A novel business concept call ‘B corporation’, a creation of B-Labs, founded by Cohen Gilbert in 2006, in the United States, gives ratings to businesses whose governing documents specifically state that in addition to financial interests, the welfare of all ‘stakeholders’, including shareholders, employees, customers , the community and the natural environment will be served. B in ‘B corporation’ stands for ‘beneficial’.
Grameen Danon in Bangladesh, in which Muhammad Yunus is directly involved, manufactures yogurt. Its factory built over just 7,500 square feet has many ‘green’ features such as water treatment equipment, recycling facilities, solar powered cells and a bio-gas unit that converts natural waste into energy. The yogurt is packaged in biodegradable cups made from cornstarch. Research is being currently conducted on making the cups edible, thereby adding to the nutritional value of the product, while reducing waste.
The French Company, Viola Waters, focuses on the design, construction and management of water and waste water services for municipal and industrial clients. It had a revenue of 12.6 billion euros in 2008 – a 15% increase from the previous year.
Water scarcity in coming years is a reality acknowledged by many scientists. Today about 20% of the world’s population have inadequate access to clean water for drinking and cooking, resulting in 2 million children deaths, due to water related diseases.
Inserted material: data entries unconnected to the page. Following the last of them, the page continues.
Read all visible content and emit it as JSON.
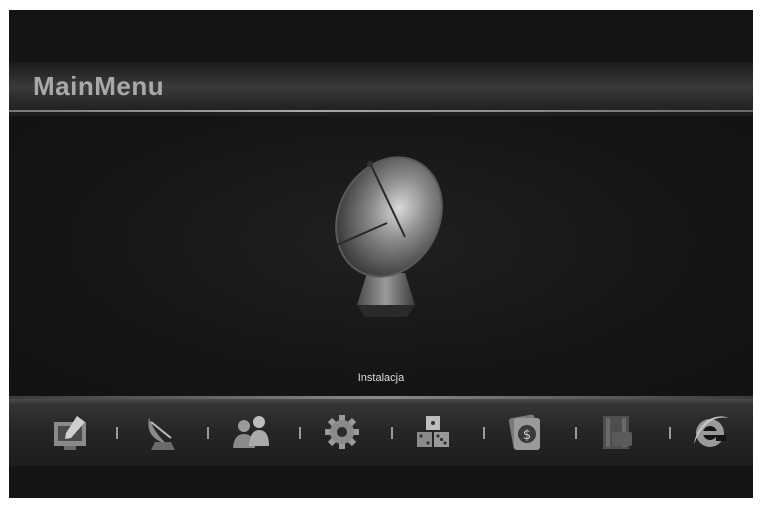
{
  "header": {
    "title": "MainMenu"
  },
  "selected_label": "Instalacja",
  "menu_icons": [
    "edit-screen-icon",
    "satellite-dish-icon",
    "users-icon",
    "settings-gear-icon",
    "games-dice-icon",
    "money-card-icon",
    "film-media-icon",
    "internet-explorer-icon"
  ],
  "colors": {
    "background": "#141414",
    "text": "#a9a9a9",
    "label": "#dcdcdc"
  }
}
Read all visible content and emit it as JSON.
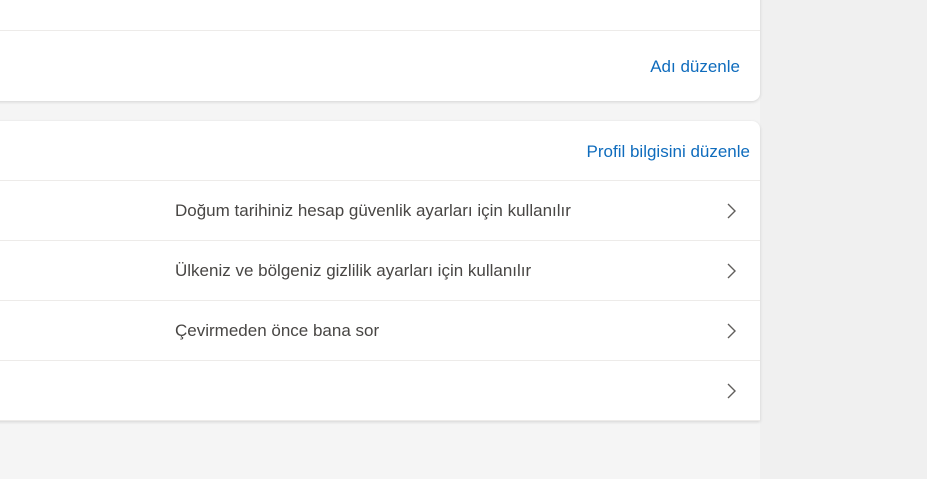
{
  "name_card": {
    "edit_name_link": "Adı düzenle"
  },
  "profile_card": {
    "edit_profile_link": "Profil bilgisini düzenle",
    "rows": [
      {
        "text": "Doğum tarihiniz hesap güvenlik ayarları için kullanılır",
        "icon": "chevron-right-icon"
      },
      {
        "text": "Ülkeniz ve bölgeniz gizlilik ayarları için kullanılır",
        "icon": "chevron-right-icon"
      },
      {
        "text": "Çevirmeden önce bana sor",
        "icon": "chevron-right-icon"
      },
      {
        "text": "",
        "icon": "chevron-right-icon"
      }
    ]
  },
  "colors": {
    "link": "#0f6cbd",
    "background": "#f5f5f5",
    "card": "#ffffff",
    "divider": "#edebe9"
  }
}
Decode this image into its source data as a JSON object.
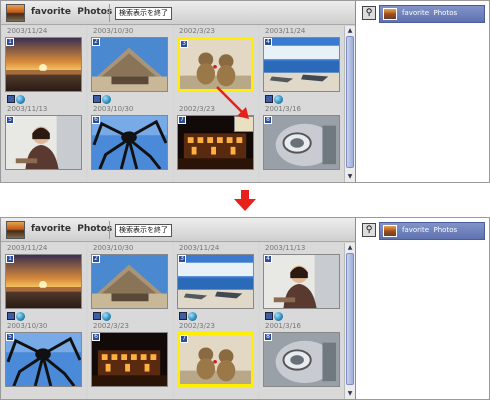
{
  "panels": [
    {
      "header": {
        "title": "favorite  Photos",
        "exit_search_button": "検索表示を終了"
      },
      "sidebar": {
        "item_label": "favorite  Photos"
      },
      "cells": [
        {
          "date": "2003/11/24",
          "num": "1",
          "scene": "sunset",
          "selected": false,
          "icons": true
        },
        {
          "date": "2003/10/30",
          "num": "2",
          "scene": "hut",
          "selected": false,
          "icons": true
        },
        {
          "date": "2002/3/23",
          "num": "3",
          "scene": "bears",
          "selected": true,
          "icons": false
        },
        {
          "date": "2003/11/24",
          "num": "4",
          "scene": "beach",
          "selected": false,
          "icons": true
        },
        {
          "date": "2003/11/13",
          "num": "5",
          "scene": "woman",
          "selected": false,
          "icons": false
        },
        {
          "date": "2003/10/30",
          "num": "6",
          "scene": "spider",
          "selected": false,
          "icons": false
        },
        {
          "date": "2002/3/23",
          "num": "7",
          "scene": "night",
          "selected": false,
          "icons": false
        },
        {
          "date": "2001/3/16",
          "num": "8",
          "scene": "scooter",
          "selected": false,
          "icons": false
        }
      ]
    },
    {
      "header": {
        "title": "favorite  Photos",
        "exit_search_button": "検索表示を終了"
      },
      "sidebar": {
        "item_label": "favorite  Photos"
      },
      "cells": [
        {
          "date": "2003/11/24",
          "num": "1",
          "scene": "sunset",
          "selected": false,
          "icons": true
        },
        {
          "date": "2003/10/30",
          "num": "2",
          "scene": "hut",
          "selected": false,
          "icons": true
        },
        {
          "date": "2003/11/24",
          "num": "3",
          "scene": "beach",
          "selected": false,
          "icons": true
        },
        {
          "date": "2003/11/13",
          "num": "4",
          "scene": "woman",
          "selected": false,
          "icons": true
        },
        {
          "date": "2003/10/30",
          "num": "5",
          "scene": "spider",
          "selected": false,
          "icons": false
        },
        {
          "date": "2002/3/23",
          "num": "6",
          "scene": "night",
          "selected": false,
          "icons": false
        },
        {
          "date": "2002/3/23",
          "num": "7",
          "scene": "bears",
          "selected": true,
          "icons": false
        },
        {
          "date": "2001/3/16",
          "num": "8",
          "scene": "scooter",
          "selected": false,
          "icons": false
        }
      ]
    }
  ],
  "icons": {
    "header": "photo-album-icon",
    "sidebar": "binoculars-icon",
    "transition": "down-arrow-icon",
    "drag": "drag-arrow-icon"
  },
  "colors": {
    "arrow": "#e8201a",
    "selection": "#ffee00",
    "sidebar_selected": "#6f82bd"
  }
}
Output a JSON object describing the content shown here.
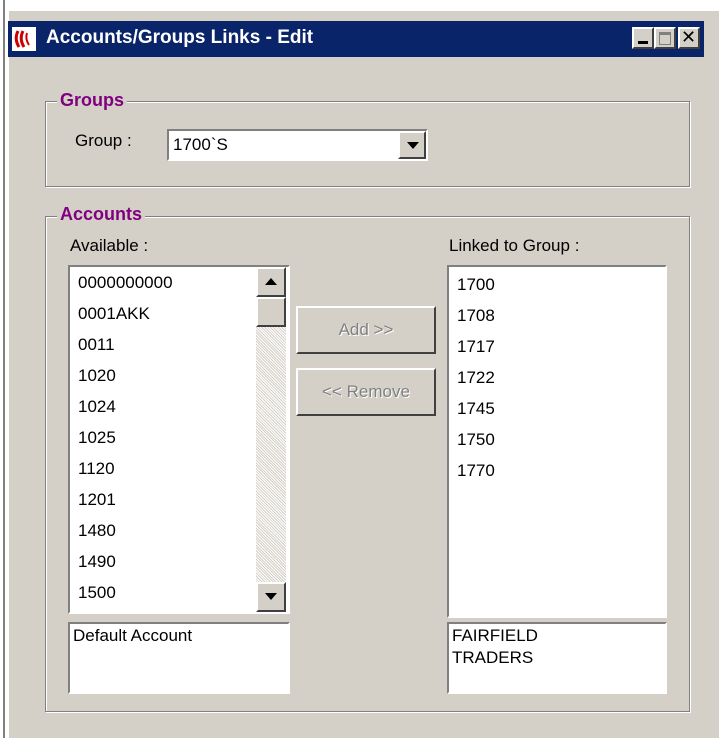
{
  "window": {
    "title": "Accounts/Groups Links - Edit",
    "icon": "app-logo-icon"
  },
  "groups_section": {
    "legend": "Groups",
    "group_label": "Group :",
    "group_value": "1700`S"
  },
  "accounts_section": {
    "legend": "Accounts",
    "available_label": "Available :",
    "available_items": [
      "0000000000",
      "0001AKK",
      "0011",
      "1020",
      "1024",
      "1025",
      "1120",
      "1201",
      "1480",
      "1490",
      "1500"
    ],
    "available_detail": "Default Account",
    "linked_label": "Linked to Group :",
    "linked_items": [
      "1700",
      "1708",
      "1717",
      "1722",
      "1745",
      "1750",
      "1770"
    ],
    "linked_detail_line1": "FAIRFIELD",
    "linked_detail_line2": "TRADERS",
    "add_button": "Add >>",
    "remove_button": "<< Remove"
  },
  "colors": {
    "title_bar": "#0a246a",
    "legend_text": "#800080",
    "window_face": "#d4d0c8"
  }
}
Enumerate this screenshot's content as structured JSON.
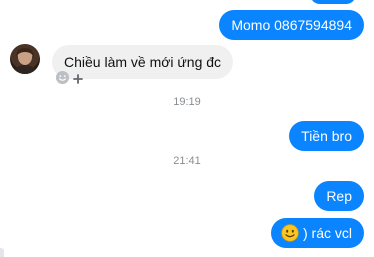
{
  "messages": [
    {
      "side": "out",
      "text": "Momo 0867594894"
    },
    {
      "side": "in",
      "text": "Chiều làm về mới ứng đc"
    },
    {
      "type": "time",
      "text": "19:19"
    },
    {
      "side": "out",
      "text": "Tiền bro"
    },
    {
      "type": "time",
      "text": "21:41"
    },
    {
      "side": "out",
      "text": "Rep"
    },
    {
      "side": "out",
      "emoji": "slightly-smiling-face",
      "text": ") rác vcl"
    }
  ],
  "colors": {
    "outgoing": "#0a84ff",
    "incoming": "#f1f0f0",
    "timestamp": "#8a8d91"
  },
  "icons": {
    "reaction": "smiley-outline-icon",
    "add_reaction": "plus-icon"
  }
}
This problem is expected to get much worse by 2025, when half of the world’s population will suffer from water shortages.
If current global warming trends continue, rising sea-levels can be expected to flood almost 1/3rd of farmlands across the world. According to Yunus, “environmental disaster is fast turning into human disaster’, the seminal cause of which flawed capitalism as currently practiced.
Even as ecological crisis put the future to grave risk, it is time to concentrate on making changes and seize the green business opportunities which exist in areas such as alternative sources of energy, treatment of urban waste, afforestation, watershed protection, fisheries management, ecotourism, sustainable animal husbandry and agriculture, thus pursuing business goals while minimizing and even reversing impact on the environment.